At the same time, we have more consciously embraced a public position of racial equalitarianism. Virtually all sectors of society eschew racism. To call someone racist does not just impugn the legality of his or her actions, but also the morality of the person. To call someone racist today is seen as incendiary and a form of character assassination. The good American not only refuses to engage in conscious racially motivated behavior, he also refuses to see race or call it out. In other words, he is race-blind. This is a principle purportedly embraced in the dream of Dr. Martin Luther King Jr. The good American can claim that, to the extent that others share his blindness, race does not matter.

The conservative mode of race blindness has been at times extremely callous.
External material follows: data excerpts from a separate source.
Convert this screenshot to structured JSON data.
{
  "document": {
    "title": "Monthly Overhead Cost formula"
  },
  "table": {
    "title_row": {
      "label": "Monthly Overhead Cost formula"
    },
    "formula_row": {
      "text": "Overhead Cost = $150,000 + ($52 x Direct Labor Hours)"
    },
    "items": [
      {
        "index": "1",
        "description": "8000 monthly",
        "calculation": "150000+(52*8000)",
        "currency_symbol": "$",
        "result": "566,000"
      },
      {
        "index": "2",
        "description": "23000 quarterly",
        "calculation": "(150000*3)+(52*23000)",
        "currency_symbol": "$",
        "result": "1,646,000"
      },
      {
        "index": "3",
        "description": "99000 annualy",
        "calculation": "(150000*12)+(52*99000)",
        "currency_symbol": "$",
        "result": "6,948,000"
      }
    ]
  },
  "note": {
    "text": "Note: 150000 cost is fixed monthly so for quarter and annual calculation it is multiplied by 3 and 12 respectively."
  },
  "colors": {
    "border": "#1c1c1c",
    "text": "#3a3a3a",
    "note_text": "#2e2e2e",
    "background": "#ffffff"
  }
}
Consider the plurality's opinion in Parents Involved. From this perspective, racial hierarchy is legally irrelevant to the Constitutional principle of Equal Protection unless state-sponsored, conscious discrimination is directly implicated and is a proximate cause. The conservative uses colorblindness not just as a bar to engage the issue of race, but also as a justification to preclude any intervention. It is a narrative that not only supports the racial status quo, but also easily blames marginal groups for it. Colorblind conservatives purport not to be concerned with racial conditions, but only with purity of mind with respect to intent. They see the evil to be guarded against as the noticing of race--the psychological state, not the condition of racial groups and the distribution of opportunity itself. Justice Thomas is not only indifferent to racial arrangement, practices or conditions, he believes that there is a real harm suffered when we see race, whether our intentions are benevolent or malign.

This is not the position of the liberals that supported President Obama. The phrase 'post-racialism' has been adopted to describe their race blindness. Like their conservative cousins, they also believe that racialization is primarily a psychological event17 and that good Americans are beyond race. Race does not matter--much. Unlike colorblind conservatives, they are willing, under some conditions, to be race sensitive. But they also agree that a frontal attack on racial conditions is divisive.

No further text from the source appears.